Electronic Arts' shareholders are relieved after strong in-game purchasing results from its sports game titles offset disappointing "Star Wars Battlefront II" sales.
The game publisher
The company's stock surged 7 percent Wednesday, a day after the report, as Wall Street analysts focused in on the strength of EA's microtransaction business in its sports games.
"EA squeaked by Q3:F18 guidance as fairly horrific game sales were offset by almost unbelievably strong live services revenue," Cowen analyst Doug Creutz wrote in a note to clients Wednesday. "EA's Ultimate Team clearly had a huge inflection in its growth rate."
EA shares have lagged the market in recent months due to investor worries about its "Star Wars" title's sales, following outrage over the game's initial monetization strategy. The company's stock declined 1 percent through Tuesday versus the S&P 500's 10 percent gain since EA reported its Sept. quarter results on Oct. 31.

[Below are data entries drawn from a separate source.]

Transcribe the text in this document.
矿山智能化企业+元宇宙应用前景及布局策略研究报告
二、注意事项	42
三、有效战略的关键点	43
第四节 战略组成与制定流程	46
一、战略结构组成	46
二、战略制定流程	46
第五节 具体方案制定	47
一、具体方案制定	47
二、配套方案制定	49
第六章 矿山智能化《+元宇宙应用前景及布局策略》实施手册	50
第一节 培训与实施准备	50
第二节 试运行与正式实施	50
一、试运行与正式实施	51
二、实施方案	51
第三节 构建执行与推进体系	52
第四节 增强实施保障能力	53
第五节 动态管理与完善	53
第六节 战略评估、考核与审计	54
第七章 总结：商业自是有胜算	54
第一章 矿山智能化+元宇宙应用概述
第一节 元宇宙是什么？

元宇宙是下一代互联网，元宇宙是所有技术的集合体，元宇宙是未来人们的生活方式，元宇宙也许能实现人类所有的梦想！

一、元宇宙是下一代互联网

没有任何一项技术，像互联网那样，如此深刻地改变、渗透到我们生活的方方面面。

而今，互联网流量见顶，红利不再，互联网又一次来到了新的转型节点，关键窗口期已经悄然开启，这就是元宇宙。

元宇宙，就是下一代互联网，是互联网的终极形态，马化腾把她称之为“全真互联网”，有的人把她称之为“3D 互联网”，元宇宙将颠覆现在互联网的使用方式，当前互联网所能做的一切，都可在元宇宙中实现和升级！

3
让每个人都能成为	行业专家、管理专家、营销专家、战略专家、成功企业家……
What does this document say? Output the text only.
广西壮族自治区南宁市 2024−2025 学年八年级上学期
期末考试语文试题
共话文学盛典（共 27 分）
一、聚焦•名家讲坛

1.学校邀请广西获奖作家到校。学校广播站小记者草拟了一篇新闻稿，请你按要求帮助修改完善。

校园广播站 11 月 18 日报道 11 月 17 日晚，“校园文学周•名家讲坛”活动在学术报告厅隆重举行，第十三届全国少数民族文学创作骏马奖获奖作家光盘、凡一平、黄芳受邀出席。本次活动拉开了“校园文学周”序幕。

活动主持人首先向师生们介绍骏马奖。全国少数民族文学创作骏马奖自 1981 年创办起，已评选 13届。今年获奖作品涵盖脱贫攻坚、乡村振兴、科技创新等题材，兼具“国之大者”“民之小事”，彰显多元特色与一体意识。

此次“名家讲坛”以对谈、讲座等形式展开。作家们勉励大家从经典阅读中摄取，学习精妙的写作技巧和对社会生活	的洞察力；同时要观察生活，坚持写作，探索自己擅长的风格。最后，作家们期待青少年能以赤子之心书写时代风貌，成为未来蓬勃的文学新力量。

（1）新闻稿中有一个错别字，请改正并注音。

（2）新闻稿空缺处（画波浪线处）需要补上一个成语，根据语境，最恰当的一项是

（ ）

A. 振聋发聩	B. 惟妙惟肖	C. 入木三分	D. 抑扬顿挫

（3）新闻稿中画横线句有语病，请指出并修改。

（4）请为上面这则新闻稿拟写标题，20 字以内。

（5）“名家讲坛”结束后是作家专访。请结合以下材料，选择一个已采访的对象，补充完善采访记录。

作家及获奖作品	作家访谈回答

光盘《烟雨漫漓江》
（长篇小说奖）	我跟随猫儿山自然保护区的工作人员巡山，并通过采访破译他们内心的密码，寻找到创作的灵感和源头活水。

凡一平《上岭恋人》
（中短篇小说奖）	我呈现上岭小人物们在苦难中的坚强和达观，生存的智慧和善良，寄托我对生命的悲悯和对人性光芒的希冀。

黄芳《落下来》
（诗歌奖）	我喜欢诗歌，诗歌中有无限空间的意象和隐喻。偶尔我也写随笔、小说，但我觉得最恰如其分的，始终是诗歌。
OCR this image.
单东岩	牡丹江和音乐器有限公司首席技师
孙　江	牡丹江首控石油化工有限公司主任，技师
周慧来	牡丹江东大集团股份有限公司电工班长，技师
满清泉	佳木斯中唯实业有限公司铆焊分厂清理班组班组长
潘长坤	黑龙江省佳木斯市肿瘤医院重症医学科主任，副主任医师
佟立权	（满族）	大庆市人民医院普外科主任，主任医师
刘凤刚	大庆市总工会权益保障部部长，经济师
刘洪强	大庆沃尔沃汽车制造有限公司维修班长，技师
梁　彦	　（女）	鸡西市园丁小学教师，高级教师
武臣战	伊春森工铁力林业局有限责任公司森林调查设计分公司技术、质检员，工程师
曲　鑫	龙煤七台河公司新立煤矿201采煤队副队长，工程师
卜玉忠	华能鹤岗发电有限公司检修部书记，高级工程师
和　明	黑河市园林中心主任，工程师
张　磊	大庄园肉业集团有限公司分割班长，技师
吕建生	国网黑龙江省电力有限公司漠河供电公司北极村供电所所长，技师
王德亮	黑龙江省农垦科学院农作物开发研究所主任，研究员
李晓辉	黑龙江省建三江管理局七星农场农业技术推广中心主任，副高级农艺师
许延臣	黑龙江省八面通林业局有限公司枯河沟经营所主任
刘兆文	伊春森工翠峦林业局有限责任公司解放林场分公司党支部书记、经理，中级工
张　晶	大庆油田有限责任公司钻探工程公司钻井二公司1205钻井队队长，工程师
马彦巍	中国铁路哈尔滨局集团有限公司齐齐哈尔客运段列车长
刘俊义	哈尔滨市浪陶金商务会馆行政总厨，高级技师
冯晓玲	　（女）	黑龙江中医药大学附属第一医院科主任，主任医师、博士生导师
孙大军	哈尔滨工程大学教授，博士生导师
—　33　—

EA's live services segment, which consists of in-game purchases [microtransactions] and add-on content, surged 39 percent to $787 million in sales for its fiscal third quarter. The company said the increase was driven by the Ultimate Team mode in its sports games, where gamers buy player card packs, and "The Sims 4" content.
"Remarkable growth in live services offset the well-understood weakness in SWBF2 in FYQ3," Atlantic Equities analyst Chris Hickey wrote in a note to clients Wednesday.
Hickey reiterated his overweight rating and raised his price target to $140 from $131 for EA shares, representing 18 percent upside to Tuesday's close.
Creutz said the better results came from more money spent per player in EA's sports games such as FIFA and Madden.
"Live services revenue … completely blew out our estimate. We believe the growth was primarily driven by EA's Ultimate Team modes," he wrote. "We believe almost entirely due to higher monetization per paying player."
The analyst warned EA may be too reliant on its microtransactions business.
EA is "looking very one-dimensional," he wrote. "If not for Ultimate Team growth, EA would likely be looking at a significantly down EPS year in FY18. EA's plans to drive Ultimate Team-style monetization to other franchises appear to have hit a serious roadblock."
Creutz reiterated his market perform rating for EA shares.